Well, I guess it's SORT OF raku and this is how I do it, anyway.

Fire your favorite Raku producing glaze in your favorite way.
I fire crystalline glazes with about 6% by addition red copper
oxide and 2% by addition silver (washed out from Art Clay Silver)
in a regular oxidation crystal fire. (I see no reason why it
shouldn't work with any glaze.) I fire my stuff to about cone
8.5, hold until I've got as big a crystal as I want and allow to
cool.

When the piece is cool, I set it on a bat on the wheel and
get the wheel turning at its very slowest speed. Fire up the
propane torch and then, holding the torch nozzle about 12 cm
away from the piece (or more, more is better so long as the flame
is touching the piece), I move the torch in slow circles. The
whole idea is never to let the flame linger too long in one spot.

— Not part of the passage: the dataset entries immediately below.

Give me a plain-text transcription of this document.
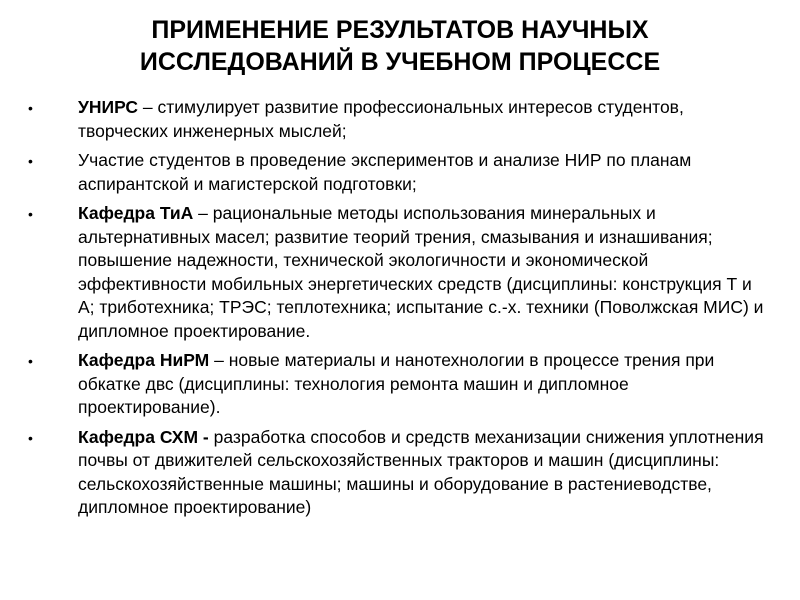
ПРИМЕНЕНИЕ РЕЗУЛЬТАТОВ НАУЧНЫХ
ИССЛЕДОВАНИЙ В УЧЕБНОМ ПРОЦЕССЕ
•	УНИРС – стимулирует развитие профессиональных интересов студентов, творческих инженерных мыслей;
•	Участие студентов в проведение экспериментов и анализе НИР по планам аспирантской и магистерской подготовки;
•	Кафедра ТиА – рациональные методы использования минеральных и альтернативных масел; развитие теорий трения, смазывания и изнашивания; повышение надежности, технической экологичности и экономической эффективности мобильных энергетических средств (дисциплины: конструкция Т и А; триботехника; ТРЭС; теплотехника; испытание с.-х. техники (Поволжская МИС) и дипломное проектирование.
•	Кафедра НиРМ – новые материалы и нанотехнологии в процессе трения при обкатке двс (дисциплины: технология ремонта машин и дипломное проектирование).
•	Кафедра СХМ - разработка способов и средств механизации снижения уплотнения почвы от движителей сельскохозяйственных тракторов и машин (дисциплины: сельскохозяйственные машины; машины и оборудование в растениеводстве, дипломное проектирование)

With the copper, you will initially see metallic copper. If you
move the flame away at this point, the copper color remains.
Actually, what you've done is reduce the copper oxide CuO to a
thin film of metallic copper. The longer you heat it, the more
likely the copper is re-oxidize back to CuO. Re-heating just a
little gets you some red. More heat goes to orange, to yellow,
seems to pretty much pass green, then to turquoise, then to royal
blue. You can sometimes, if you keep heating enough, get a
purple, but once you get the blue, you've gone as far as you can
go. Any more and you're back to black and this time it stays.

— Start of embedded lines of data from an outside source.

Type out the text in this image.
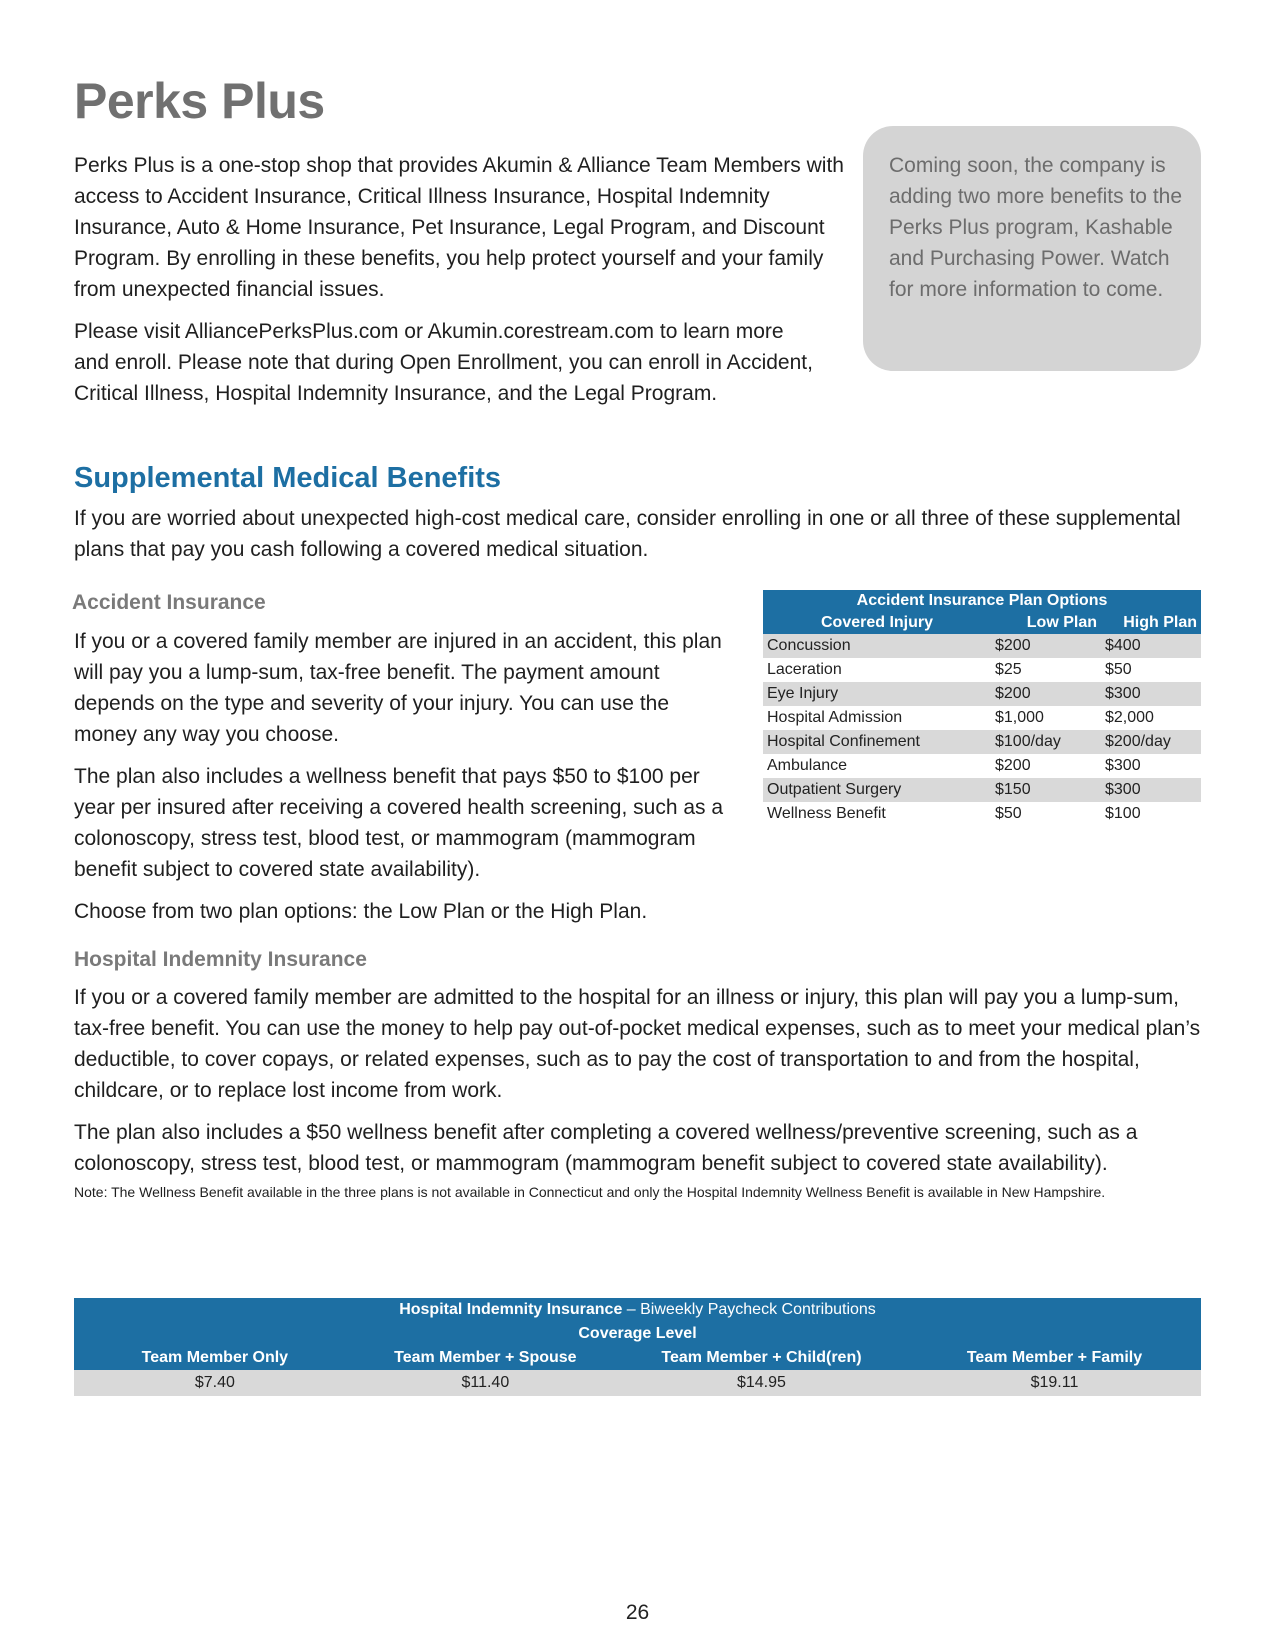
Perks Plus

Perks Plus is a one-stop shop that provides Akumin & Alliance Team Members with access to Accident Insurance, Critical Illness Insurance, Hospital Indemnity Insurance, Auto & Home Insurance, Pet Insurance, Legal Program, and Discount Program. By enrolling in these benefits, you help protect yourself and your family from unexpected financial issues.

Please visit AlliancePerksPlus.com or Akumin.corestream.com to learn more and enroll. Please note that during Open Enrollment, you can enroll in Accident, Critical Illness, Hospital Indemnity Insurance, and the Legal Program.

Coming soon, the company is adding two more benefits to the Perks Plus program, Kashable and Purchasing Power. Watch for more information to come.

Supplemental Medical Benefits

If you are worried about unexpected high-cost medical care, consider enrolling in one or all three of these supplemental plans that pay you cash following a covered medical situation.

Accident Insurance

If you or a covered family member are injured in an accident, this plan will pay you a lump-sum, tax-free benefit. The payment amount depends on the type and severity of your injury. You can use the money any way you choose.

The plan also includes a wellness benefit that pays $50 to $100 per year per insured after receiving a covered health screening, such as a colonoscopy, stress test, blood test, or mammogram (mammogram benefit subject to covered state availability).

Choose from two plan options: the Low Plan or the High Plan.

Accident Insurance Plan Options		
Covered Injury	Low Plan	High Plan
Concussion	$200	$400
Laceration	$25	$50
Eye Injury	$200	$300
Hospital Admission	$1,000	$2,000
Hospital Confinement	$100/day	$200/day
Ambulance	$200	$300
Outpatient Surgery	$150	$300
Wellness Benefit	$50	$100
Hospital Indemnity Insurance

If you or a covered family member are admitted to the hospital for an illness or injury, this plan will pay you a lump-sum, tax-free benefit. You can use the money to help pay out-of-pocket medical expenses, such as to meet your medical plan’s deductible, to cover copays, or related expenses, such as to pay the cost of transportation to and from the hospital, childcare, or to replace lost income from work.

The plan also includes a $50 wellness benefit after completing a covered wellness/preventive screening, such as a colonoscopy, stress test, blood test, or mammogram (mammogram benefit subject to covered state availability).

Note: The Wellness Benefit available in the three plans is not available in Connecticut and only the Hospital Indemnity Wellness Benefit is available in New Hampshire.

Hospital Indemnity Insurance – Biweekly Paycheck Contributions			
Coverage Level			
Team Member Only	Team Member + Spouse	Team Member + Child(ren)	Team Member + Family
$7.40	$11.40	$14.95	$19.11
26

Now, you won't see these colors develop under the flame.
The area under the flame will always be copper. The colors
"bloom" when the flame is taken away. It's quite a spectacle
to watch! When I teach this technique at workshops everyone
gets so deliciously wide-eyed.

The colors do fade a bit over several months, just as regular
raku does.

I don't have to remind you that these pieces are HOT after
you "light them up." They should be left on the wheel to cool
or moved to a fireproof surface while wearing kiln gloves.

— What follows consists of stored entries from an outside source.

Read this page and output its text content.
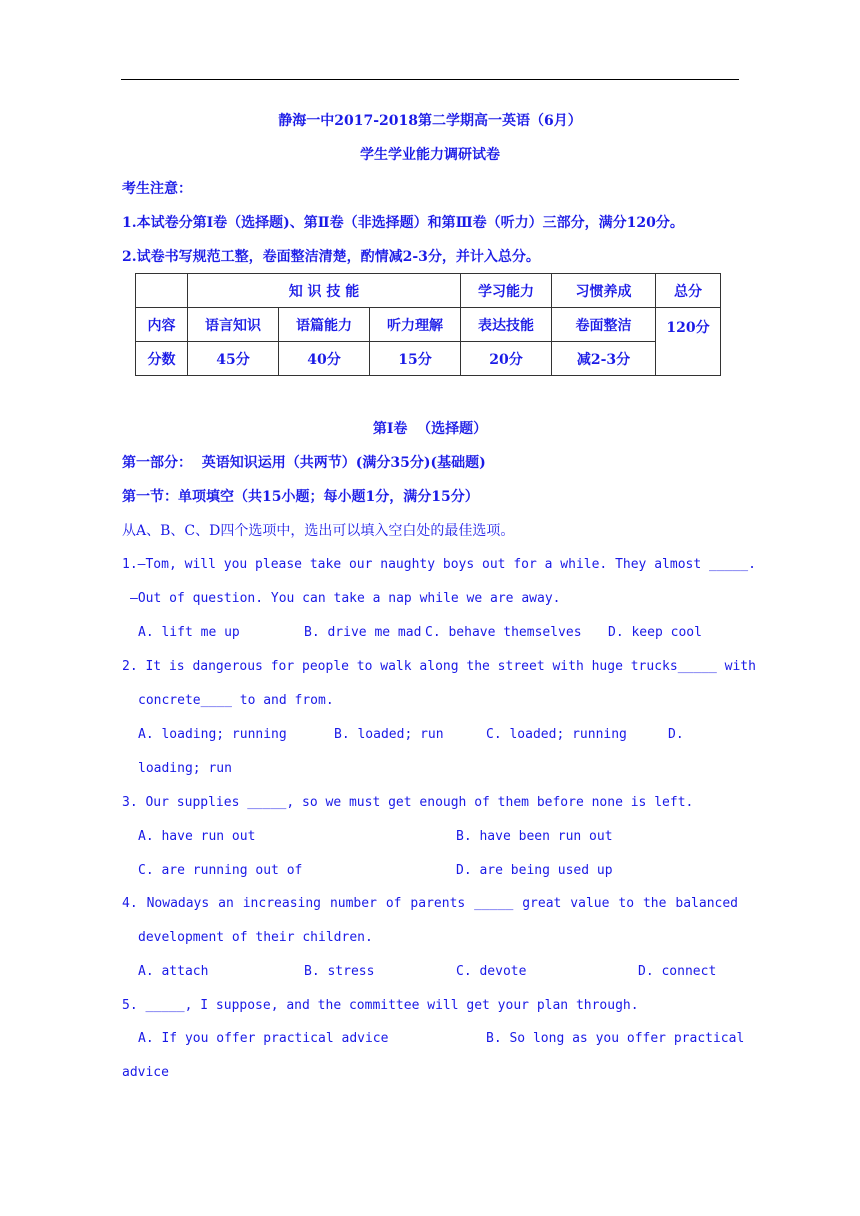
静海一中2017-2018第二学期高一英语（6月）
学生学业能力调研试卷
考生注意：
1.本试卷分第Ⅰ卷（选择题)、第Ⅱ卷（非选择题）和第Ⅲ卷（听力）三部分，满分120分。
2.试卷书写规范工整，卷面整洁清楚，酌情减2-3分，并计入总分。
	知 识 技 能			学习能力	习惯养成	总分
内容	语言知识	语篇能力	听力理解	表达技能	卷面整洁	120分
分数	45分	40分	15分	20分	减2-3分	
第Ⅰ卷  （选择题）
第一部分：  英语知识运用（共两节）(满分35分)(基础题)
第一节：单项填空（共15小题；每小题1分，满分15分）
从A、B、C、D四个选项中，选出可以填入空白处的最佳选项。
1.—Tom, will you please take our naughty boys out for a while. They almost _____.
—Out of question. You can take a nap while we are away.
A. lift me up	B. drive me mad C. behave themselves D. keep cool
2. It is dangerous for people to walk along the street with huge trucks_____ with
concrete____ to and from.
A. loading; running	B. loaded; run	C. loaded; running	D.
loading; run
3. Our supplies _____, so we must get enough of them before none is left.
A. have run out	B. have been run out
C. are running out of	D. are being used up
4. Nowadays an increasing number of parents _____ great value to the balanced
development of their children.
A. attach	B. stress	C. devote	D. connect
5. _____, I suppose, and the committee will get your plan through.
A. If you offer practical advice	B. So long as you offer practical
advice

What you get out of all this is a very "velvety" texture. I've
found that if you polish the cooled-down stuff with whatever
copper or silver polish you like, you get the colors where you
left them on a glossy ground; it looks almost like luster...
in fact, I would say this is what the mother-of-pearl luster
-should- look like. The colors are more muted this way but
very lovely. I'm not sure which I like best.

Now, is there anyone out there who can explain to me why I
can't get a true green from this method?